Tale vicenda ha portato il noto germanista e docente universitario a condurre ulteriori ricerche, i cui esiti, mescolati alla fantasia propria di ogni scrittore, ritroviamo in Non luogo a procedere. La rievocazione della storia di Diego de Henriquez, che nel libro è solo un “lui” senza nome e cognome, si intreccia a quella di una donna, Luisa Brooks, incaricata di progettare, a distanza di tempo, quel museo mai aperto (nella realtà è stato inaugurato due anni fa a Trieste).
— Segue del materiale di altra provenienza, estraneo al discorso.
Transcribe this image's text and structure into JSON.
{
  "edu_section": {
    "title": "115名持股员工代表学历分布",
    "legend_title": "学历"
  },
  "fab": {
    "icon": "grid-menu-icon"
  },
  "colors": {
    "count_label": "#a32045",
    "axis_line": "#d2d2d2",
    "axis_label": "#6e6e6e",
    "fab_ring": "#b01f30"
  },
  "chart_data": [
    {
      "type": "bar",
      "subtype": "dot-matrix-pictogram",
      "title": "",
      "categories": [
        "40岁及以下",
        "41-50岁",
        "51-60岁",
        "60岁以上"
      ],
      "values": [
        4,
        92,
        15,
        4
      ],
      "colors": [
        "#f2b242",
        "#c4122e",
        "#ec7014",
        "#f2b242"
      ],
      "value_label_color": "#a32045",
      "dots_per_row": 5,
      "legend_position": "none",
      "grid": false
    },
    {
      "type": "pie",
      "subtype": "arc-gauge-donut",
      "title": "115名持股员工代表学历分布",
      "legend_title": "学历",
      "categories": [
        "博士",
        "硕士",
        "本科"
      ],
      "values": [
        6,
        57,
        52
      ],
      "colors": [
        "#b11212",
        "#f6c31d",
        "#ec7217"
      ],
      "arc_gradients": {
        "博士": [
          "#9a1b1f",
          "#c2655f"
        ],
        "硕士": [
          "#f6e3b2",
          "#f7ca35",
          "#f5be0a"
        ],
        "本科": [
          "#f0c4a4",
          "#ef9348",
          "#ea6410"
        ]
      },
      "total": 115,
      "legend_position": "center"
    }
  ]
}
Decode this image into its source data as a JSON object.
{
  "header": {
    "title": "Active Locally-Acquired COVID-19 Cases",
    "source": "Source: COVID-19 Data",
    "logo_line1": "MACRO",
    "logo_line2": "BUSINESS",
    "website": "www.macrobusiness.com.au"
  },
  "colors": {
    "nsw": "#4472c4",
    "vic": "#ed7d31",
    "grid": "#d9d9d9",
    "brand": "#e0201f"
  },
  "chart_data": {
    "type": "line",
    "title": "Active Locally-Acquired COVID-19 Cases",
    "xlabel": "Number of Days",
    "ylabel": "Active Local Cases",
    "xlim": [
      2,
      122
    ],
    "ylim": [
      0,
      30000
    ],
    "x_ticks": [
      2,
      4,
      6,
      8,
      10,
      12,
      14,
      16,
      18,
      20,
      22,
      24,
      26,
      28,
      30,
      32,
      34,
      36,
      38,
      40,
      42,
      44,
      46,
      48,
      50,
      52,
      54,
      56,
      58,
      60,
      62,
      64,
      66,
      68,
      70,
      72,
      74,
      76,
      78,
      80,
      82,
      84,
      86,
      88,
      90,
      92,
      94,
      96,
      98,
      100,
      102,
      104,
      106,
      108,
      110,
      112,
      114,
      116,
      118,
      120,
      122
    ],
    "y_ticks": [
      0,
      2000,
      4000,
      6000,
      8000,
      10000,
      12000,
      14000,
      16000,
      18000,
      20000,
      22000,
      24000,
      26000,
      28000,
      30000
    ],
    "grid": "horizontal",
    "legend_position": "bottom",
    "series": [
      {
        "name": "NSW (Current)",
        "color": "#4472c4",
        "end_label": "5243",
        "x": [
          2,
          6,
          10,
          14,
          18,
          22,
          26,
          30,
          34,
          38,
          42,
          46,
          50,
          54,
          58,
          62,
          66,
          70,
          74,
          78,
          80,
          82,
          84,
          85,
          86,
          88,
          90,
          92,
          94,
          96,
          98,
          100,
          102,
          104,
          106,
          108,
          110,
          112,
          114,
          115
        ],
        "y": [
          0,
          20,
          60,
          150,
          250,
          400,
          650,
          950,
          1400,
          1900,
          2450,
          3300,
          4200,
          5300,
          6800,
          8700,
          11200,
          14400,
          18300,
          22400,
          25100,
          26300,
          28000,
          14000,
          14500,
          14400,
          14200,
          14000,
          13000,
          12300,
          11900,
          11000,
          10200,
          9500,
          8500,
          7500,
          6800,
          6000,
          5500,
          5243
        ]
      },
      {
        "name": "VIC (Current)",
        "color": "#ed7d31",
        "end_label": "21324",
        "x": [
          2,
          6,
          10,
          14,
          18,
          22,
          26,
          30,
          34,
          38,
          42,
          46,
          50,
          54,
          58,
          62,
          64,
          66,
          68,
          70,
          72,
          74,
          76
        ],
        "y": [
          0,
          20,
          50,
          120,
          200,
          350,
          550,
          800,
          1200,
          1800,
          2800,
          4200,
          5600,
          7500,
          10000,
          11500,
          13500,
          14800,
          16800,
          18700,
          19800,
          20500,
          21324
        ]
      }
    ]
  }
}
Anche lei ha un passato importante: è “figlia di due esili”, ovvero di una ebrea triestina, che non riesce a perdonarsi di essere sopravvissuta alla Shoah, e di un sergente afroamericano giunto in Italia nel 1945 con l'esercito alleato. Con la sua storia personale e quella babele di oggetti chiamata a disporre e raccontare, finisce per diventare essa stessa la vera protagonista del romanzo.
A rendere l'intreccio ancor più vivo vi sono anche altre storie che Magris immagina come “sprigionate da una lampada di Aladino”. Si sofferma a pensare, infatti, chi possa aver imbracciato le armi da esporre e chi possano aver ucciso. Riprende fatti realmente accaduti, come la storia di Luisa de Navarrete, scovata per caso negli stralci di verbali conservati all'archivio di Siviglia, per chiedersi come parlavano i perseguitati. Luisa, una nera vissuta nel Cinquecento, andata in moglie a un bianco, fu accusata di stregoneria, ma all'interrogatorio davanti all'Inquisizione riuscì a farsi passare per vittima. O ancora, rievoca la vicenda di Ercole Miani. Capo della resistenza antifascista a Trieste, fu torturato dal vicecommissario di polizia Gaetano Collotti. Nel dopoguerra, dopo l'assegnazione della medaglia di bronzo al suo aguzzino, rifiutò ogni onorificenza.
“L'indugiare in una realtà così complessa può aiutare a capire quello che è successo dopo – ha rimarcato lo scrittore –. Il mio forte interesse ad indagare la realtà si deve ad un senso di rispetto, ma ciò si accompagna alla difficoltà di raccontare il mondo in modo ordinato come invece faceva il grande romanzo ottocentesco. Ecco, dunque, la necessità di fare i conti con la nostra impossibilità di capire ciò che ci circonda”.
Come la questione della guerra oggi. “Da più di settant’anni viviamo, anche se non ci sembra, in una lunga idillica pace. Certo, si sono gettate continuamente bombe, sono state compiute e si compiono stragi sanguinose, eserciti si sono scontrati e si scontrano nei più diversi luoghi della terra, ma non c’è stata dichiarazione di guerra né trattato di pace – ha osservato Claudio Magris –. Mentre le terribili guerre d’un tempo finivano, oggi sembra che non ne finisca nessuna. Vi è stata la Terza guerra mondiale, quella cosiddetta fredda, e ora la guerra infuria nei Paesi più vari. Una vera Quarta guerra mondiale ma senza che si sappia con precisione di chi contro chi. La guerra viene ripudiata in molte costituzioni dei Paesi civili e la stessa parola viene pronunciata a fatica, preferendo parlare di operazioni di polizia internazionale. Il bombardamento, però, non è un'azione di pace. Quindi o si decide che sia inevitabile fare la guerra o, in nome di principi altissimi e indiscutibili, si decide il contrario: è uno scontro fra etica della convinzione ed etica della responsabilità, ma non si può fare la guerra fingendo, al contempo, di non farla”.